Why Do an Electrical Panel Upgrade in Your Home?

Mar 12, 2014

A customer recently called Gulfstar wanting to do an electrical panel upgrade to replace his old fused panel with new, updated equipment using modern circuit breakers – in other words, a switch from the old, screw-in fuses to the new, flip-style, resettable circuit breakers.

The added stress of this customer’s insurance company threatening to drop his coverage made this job particularly urgent, but we got there within 24 hours and got the job done quickly and efficiently… Gulfstar saves the day!

Benefits of Doing an Electrical Panel Upgrade

Updating your electrical panel from an old, fuse style system to a newer circuit breaker style comes with the following advantages to homeowners:

1. Satisfy your homeowner’s insurance provider.

Many insurance companies are canceling coverage on their clients (sometimes with very little notice) if you still have a screw-in fuse style panel. Due to problems with overheating as well as a range of fire hazards inherent in fuse-type panels, many insurance companies are demanding these panels be changed to the newer style circuit breaker type panels for coverage to continue

2. Enjoy modern convenience.

Modern circuit breakers not only indicate when a circuit has tripped, but they allow the circuit to be reset quickly and easily.

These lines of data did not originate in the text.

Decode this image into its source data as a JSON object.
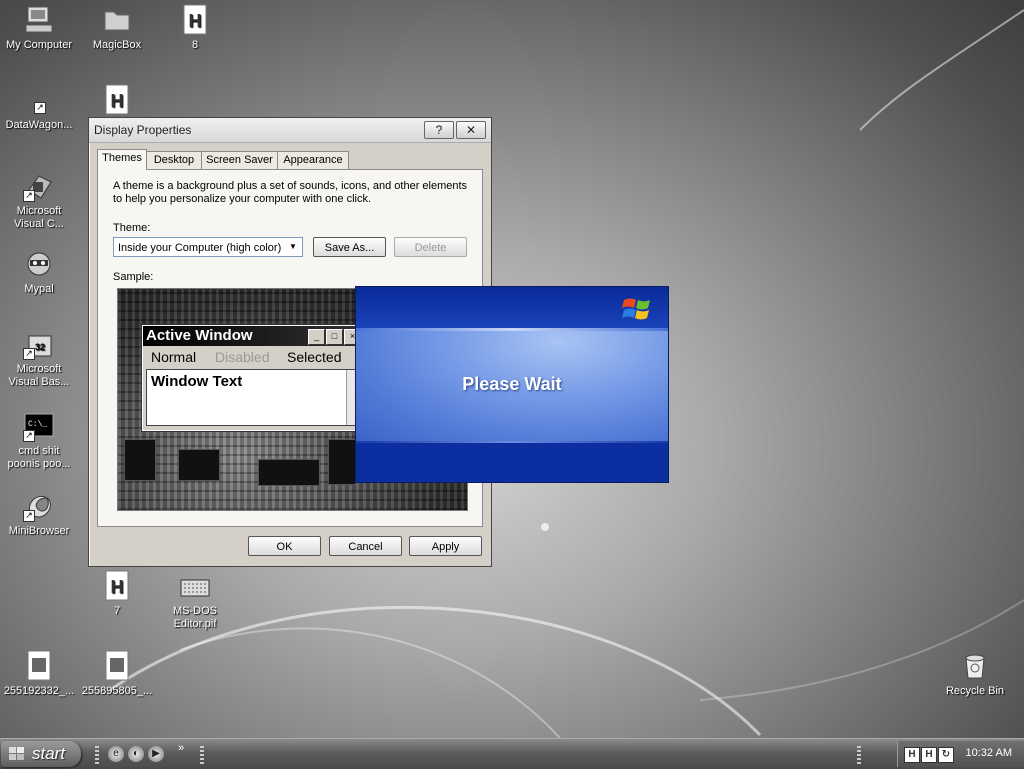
{
  "desktop_icons": [
    {
      "id": "my-computer",
      "label": "My Computer",
      "icon": "computer-icon"
    },
    {
      "id": "magicbox",
      "label": "MagicBox",
      "icon": "folder-icon"
    },
    {
      "id": "file-8",
      "label": "8",
      "icon": "h-document-icon"
    },
    {
      "id": "datawagon",
      "label": "DataWagon...",
      "icon": "shortcut-icon"
    },
    {
      "id": "file-h",
      "label": "",
      "icon": "h-document-icon"
    },
    {
      "id": "ms-visual-c",
      "label": "Microsoft Visual C...",
      "icon": "visual-studio-icon"
    },
    {
      "id": "mypal",
      "label": "Mypal",
      "icon": "raccoon-icon"
    },
    {
      "id": "ms-visual-basic",
      "label": "Microsoft Visual Bas...",
      "icon": "visual-basic-icon"
    },
    {
      "id": "cmd",
      "label": "cmd shit poonis poo...",
      "icon": "console-icon"
    },
    {
      "id": "minibrowser",
      "label": "MiniBrowser",
      "icon": "browser-icon"
    },
    {
      "id": "file-7",
      "label": "7",
      "icon": "h-document-icon"
    },
    {
      "id": "msdos-editor",
      "label": "MS-DOS Editor.pif",
      "icon": "keyboard-icon"
    },
    {
      "id": "img-1",
      "label": "255192332_...",
      "icon": "image-file-icon"
    },
    {
      "id": "img-2",
      "label": "255895805_...",
      "icon": "image-file-icon"
    },
    {
      "id": "recycle-bin",
      "label": "Recycle Bin",
      "icon": "recycle-bin-icon"
    }
  ],
  "display_properties": {
    "title": "Display Properties",
    "help_btn": "?",
    "close_btn": "✕",
    "tabs": [
      "Themes",
      "Desktop",
      "Screen Saver",
      "Appearance"
    ],
    "active_tab": "Themes",
    "description": "A theme is a background plus a set of sounds, icons, and other elements to help you personalize your computer with one click.",
    "theme_label": "Theme:",
    "theme_value": "Inside your Computer (high color)",
    "save_as": "Save As...",
    "delete": "Delete",
    "sample_label": "Sample:",
    "sample": {
      "active_window": "Active Window",
      "menu_normal": "Normal",
      "menu_disabled": "Disabled",
      "menu_selected": "Selected",
      "window_text": "Window Text"
    },
    "ok": "OK",
    "cancel": "Cancel",
    "apply": "Apply"
  },
  "please_wait": {
    "message": "Please Wait"
  },
  "taskbar": {
    "start": "start",
    "clock": "10:32 AM"
  },
  "colors": {
    "xp_blue_dark": "#0b2fa2",
    "xp_blue_light": "#7b9fe8",
    "dialog_face": "#d4d0c8"
  }
}
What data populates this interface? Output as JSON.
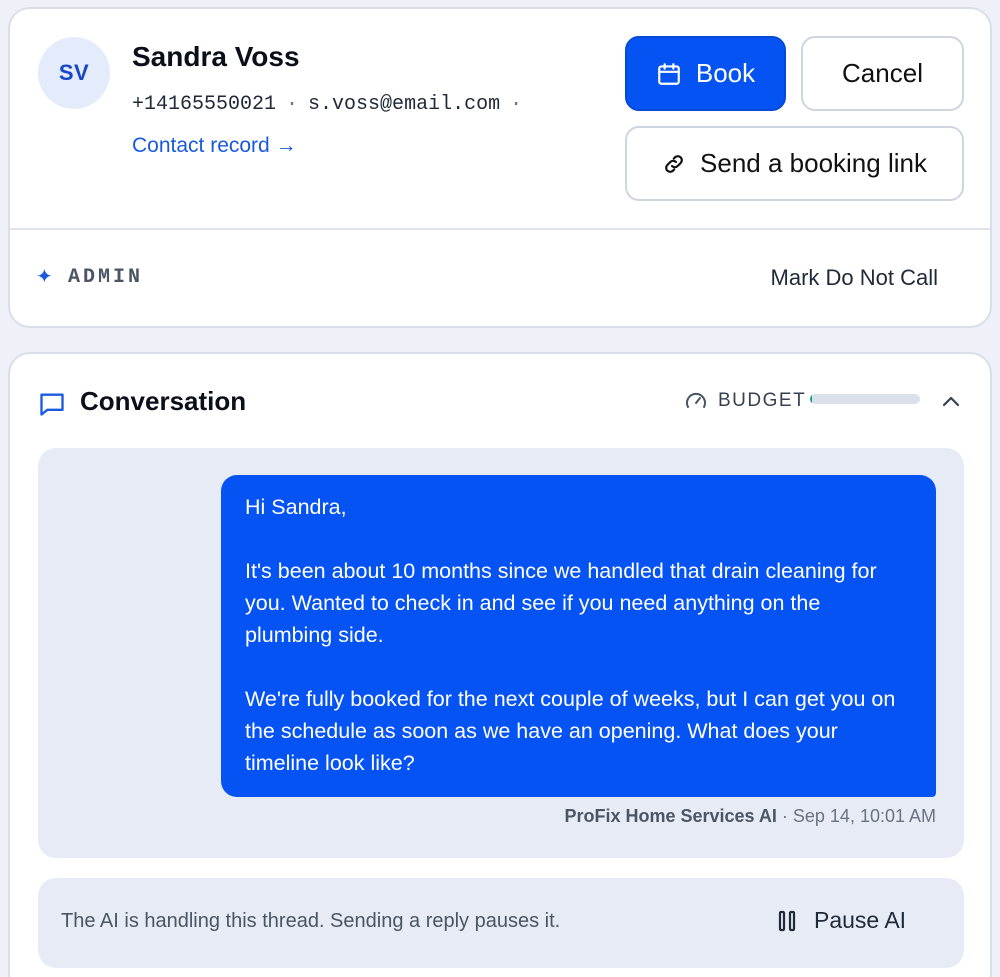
{
  "contact": {
    "initials": "SV",
    "name": "Sandra Voss",
    "phone": "+14165550021",
    "email": "s.voss@email.com",
    "separator": "·",
    "record_link": "Contact record →"
  },
  "actions": {
    "book_label": "Book",
    "cancel_label": "Cancel",
    "booking_link_label": "Send a booking link"
  },
  "admin": {
    "label": "ADMIN",
    "do_not_call_label": "Mark Do Not Call"
  },
  "conversation": {
    "title": "Conversation",
    "budget_label": "BUDGET",
    "budget_used_fraction": 0.02,
    "messages": [
      {
        "paragraphs": [
          "Hi Sandra,",
          "It's been about 10 months since we handled that drain cleaning for you. Wanted to check in and see if you need anything on the plumbing side.",
          "We're fully booked for the next couple of weeks, but I can get you on the schedule as soon as we have an opening. What does your timeline look like?"
        ],
        "sender": "ProFix Home Services AI",
        "timestamp": "Sep 14, 10:01 AM"
      }
    ]
  },
  "ai_status": {
    "note": "The AI is handling this thread. Sending a reply pauses it.",
    "pause_label": "Pause AI"
  },
  "colors": {
    "accent": "#0653f4",
    "budget_fill": "#10a37f"
  }
}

This is unlike older fuse-style electrical panels which require fumbling around in the dark to find the fuse which has blown and needs to be replaced.

Newer circuit breakers have the advantage of being easily reset without having to replace them. Further, most older panels are “maxed out” on available spaces to add additional electrical devices to a residence. We see this all too often when a newer A/C system or a kitchen upgrade is underway and the old style panel has no room to accomodate the new power demands. A new panel will not only provide improved protection for all of the existing circuits, but it will also allow for expansion of the electrical capabilities in your home as your family’s electrical demands grow.

3. Breathe easy with improved safety protocols.

Modern circuit breaker-style panels provide the most up-to-date fire and shock safety hazards available. Older style panels are ripe with recalls and failures to provide adequate protection leading to fires and serious injury. Newer circuit breaker panels are highly regulated and tested to provide the best safety and protection against shock and fire hazards to ensure you and your family stay safe.

Important Electrical Definitions:

Certain electrical terms can seem confusing without a proper explanation and definition for each. Here are just a few key definitions for important electrical words that might help you to understand panel changes and general home electricity a little better.

old style electrical fuses

Old style fuse.

Fuse: A one-time use only safety device, used to protect wire from overheating. It usually consists of a strip of wire that melts and breaks an electrical circuit if the current goes beyond a safe level. Commonly seen as a round screw in style device. (See picture.)

new style electrical circuit breaker

A modern circuit breaker.

Circuit Breaker: Traditional fuses were eventually replaced with circuit breakers, which are automatic devices for stopping the flow of an electrical current as a safety measure.Usually these are seen with a small resettable handle with off and on positions. (See picture.)

Electrical Panel: The main distribution center of electricity in your home. The panel usually has individual fuses or circuit breakers that provide protection against electric shock and the overheating of wires that lead to electrical outlets and large appliances. Upon a major failure in an appliance (or its wiring) being used, the circuit breaker or fuse “trips,” causing the electricity to that device to be automatically shut off, thus rendering it safe.